A 42-year-old male with a negative family history for sudden cardiac death was referred to our hospital after an episode of sudden syncope, not preceded by any prodrome. A complete clinical work-up excluded the presence of any cardiovascular disease. The decision to perform an ajmaline challenge was taken to unmask eventually a Brugada type I ECG pattern. The administration of the cited class I antiarrhythmic drug was stopped after the occurrence of a wide QRS arrhythmia, which spontaneously broke after 45 seconds. Figure 1A shows the transition from sinus rhythm to a right bundle branch block tachycardia with a heart rate of 140 bpm, with a wide QRS complex (220 msec) and a right axis deviation (as depicted in Figure 1B). Figure 1C displays spontaneous restoration of sinus rhythm.

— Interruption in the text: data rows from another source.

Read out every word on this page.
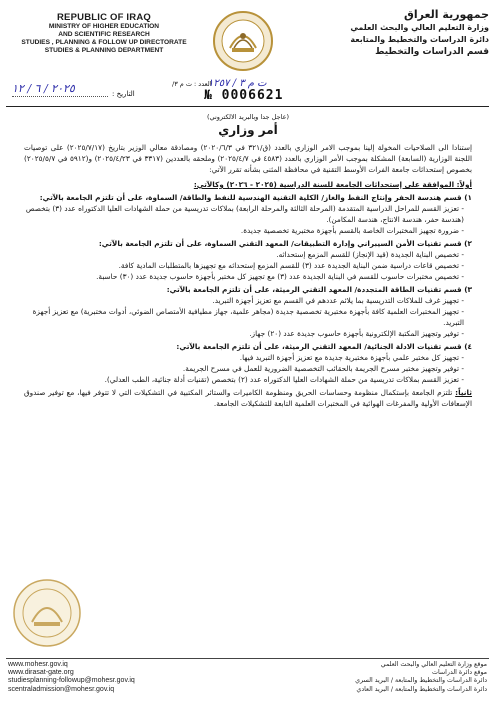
REPUBLIC OF IRAQ
MINISTRY OF HIGHER EDUCATION
AND SCIENTIFIC RESEARCH
STUDIES , PLANNING & FOLLOW UP DIRECTORATE
STUDIES & PLANNING DEPARTMENT
جمهورية العراق
وزارة التعليم العالي والبحث العلمي
دائرة الدراسات والتخطيط والمتابعة
قسم الدراسات والتخطيط
٢٠٢٥ / ٦ / ١٢	التاريخ :
العدد : ت م ٣/
ت م ٣ / ١٢٥٧
№ 0006621
(عاجل جدا وبالبريد الالكتروني)
أمر وزاري
إستنادا الى الصلاحيات المخولة إلينا بموجب الامر الوزاري بالعدد (ق/٣٢١ في ٢٠٢٠/٦/٣) ومصادقة معالي الوزير بتاريخ (٢٠٢٥/٧/١٧) على توصيات اللجنة الوزارية (السابعة) المشكلة بموجب الأمر الوزاري بالعدد (٤٥٨٣ في ٢٠٢٥/٤/٧) وملحقه بالعددين (٣٣١٧ في ٢٠٢٥/٤/٢٣) و(٥٩١٢ في ٢٠٢٥/٥/٧) بخصوص إستحداثات جامعة الفرات الأوسط التقنية في محافظة المثنى بشأنه تقرر الآتي:
أولاً: الموافقة على إستحداثات الجامعة للسنة الدراسية (٢٠٢٥ - ٢٠٢٦) وكالآتي:
١) قسم هندسة الحفر وإنتاج النفط والغاز/ الكلية التقنية الهندسية للنفط والطاقة/ السماوة، على أن تلتزم الجامعة بالآتي:
- تعزيز القسم للمراحل الدراسية المتقدمة (المرحلة الثالثة والمرحلة الرابعة) بملاكات تدريسية من حملة الشهادات العليا الدكتوراه عدد (٣) بتخصص (هندسة حفر، هندسة الانتاج، هندسة المكامن).
- ضرورة تجهيز المختبرات الخاصة بالقسم بأجهزة مختبرية تخصصية جديدة.
٢) قسم تقنيات الأمن السيبراني وإدارة التطبيقات/ المعهد التقني السماوة، على أن تلتزم الجامعة بالآتي:
- تخصيص البناية الجديدة (قيد الإنجاز) للقسم المزمع إستحداثه.
- تخصيص قاعات دراسية ضمن البناية الجديدة عدد (٣) للقسم المزمع إستحداثه مع تجهيزها بالمتطلبات المادية كافة.
- تخصيص مختبرات حاسوب للقسم في البناية الجديدة عدد (٣) مع تجهيز كل مختبر بأجهزة حاسوب جديدة عدد (٣٠) حاسبة.
٣) قسم تقنيات الطاقة المتجددة/ المعهد التقني الرميثة، على أن تلتزم الجامعة بالآتي:
- تجهيز غرف للملاكات التدريسية بما يلائم عددهم في القسم مع تعزيز أجهزة التبريد.
- تجهيز المختبرات العلمية كافة بأجهزة مختبرية تخصصية جديدة (مجاهر علمية، جهاز مطيافية الأمتصاص الضوئي، أدوات مختبرية) مع تعزيز أجهزة التبريد.
- توفير وتجهيز المكتبة الإلكترونية بأجهزة حاسوب جديدة عدد (٢٠) جهاز.
٤) قسم تقنيات الادلة الجنائية/ المعهد التقني الرميثة، على أن تلتزم الجامعة بالآتي:
- تجهيز كل مختبر علمي بأجهزة مختبرية جديدة مع تعزيز أجهزة التبريد فيها.
- توفير وتجهيز مختبر مسرح الجريمة بالحقائب التخصصية الضرورية للعمل في مسرح الجريمة.
- تعزيز القسم بملاكات تدريسية من حملة الشهادات العليا الدكتوراه عدد (٢) بتخصص (تقنيات أدلة جنائية، الطب العدلي).
ثانياً: تلتزم الجامعة بإستكمال منظومة وحساسات الحريق ومنظومة الكاميرات والستائر المكتبية في التشكيلات التي لا تتوفر فيها، مع توفير صندوق الإسعافات الأولية والمفرغات الهوائية في المختبرات العلمية التابعة للتشكيلات الجامعة.
www.mohesr.gov.iq
www.dirasat-gate.org
studiesplanning-followup@mohesr.gov.iq
scentraladmission@mohesr.gov.iq
موقع وزارة التعليم العالي والبحث العلمي
موقع دائرة الدراسات
دائرة الدراسات والتخطيط والمتابعة / البريد السري
دائرة الدراسات والتخطيط والمتابعة / البريد العادي
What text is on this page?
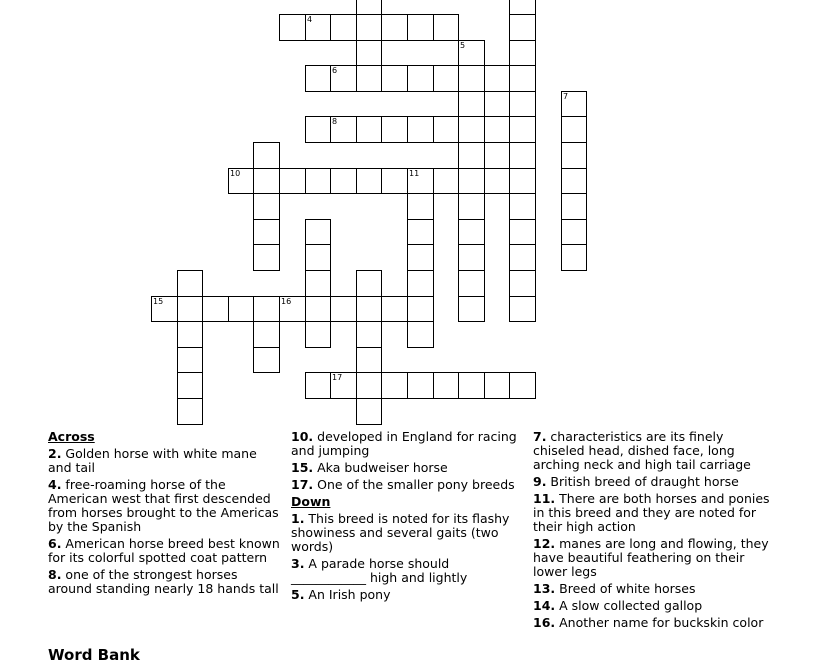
4
6
8
10	11
15	16
17
5
7
Across
2. Golden horse with white mane and tail
4. free-roaming horse of the American west that first descended from horses brought to the Americas by the Spanish
6. American horse breed best known for its colorful spotted coat pattern
8. one of the strongest horses around standing nearly 18 hands tall
10. developed in England for racing and jumping
15. Aka budweiser horse
17. One of the smaller pony breeds
Down
1. This breed is noted for its flashy showiness and several gaits (two words)
3. A parade horse should ____________ high and lightly
5. An Irish pony
7. characteristics are its finely chiseled head, dished face, long arching neck and high tail carriage
9. British breed of draught horse
11. There are both horses and ponies in this breed and they are noted for their high action
12. manes are long and flowing, they have beautiful feathering on their lower legs
13. Breed of white horses
14. A slow collected gallop
16. Another name for buckskin color
Word Bank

What is the diagnosis of the tachycardia?
The correct answer is: D. Ventricular tachycardia originating from the left anterior fascicle
Figure 2 gives the explanation to the enigma. HRA p and d (proximal and distal High Right Atrium) and RV (Right Ventricle) channels show the electrograms originating in the right atrium and in the right ventricle, respectively. The number of ventricular electrograms (RV channel) is clearly superior to the number of atrial electrograms (red arrows on HRAd channel), indicating a dissociation in the activation of the atria and the ventricles, which makes ventricular tachycardia the most probable diagnosis.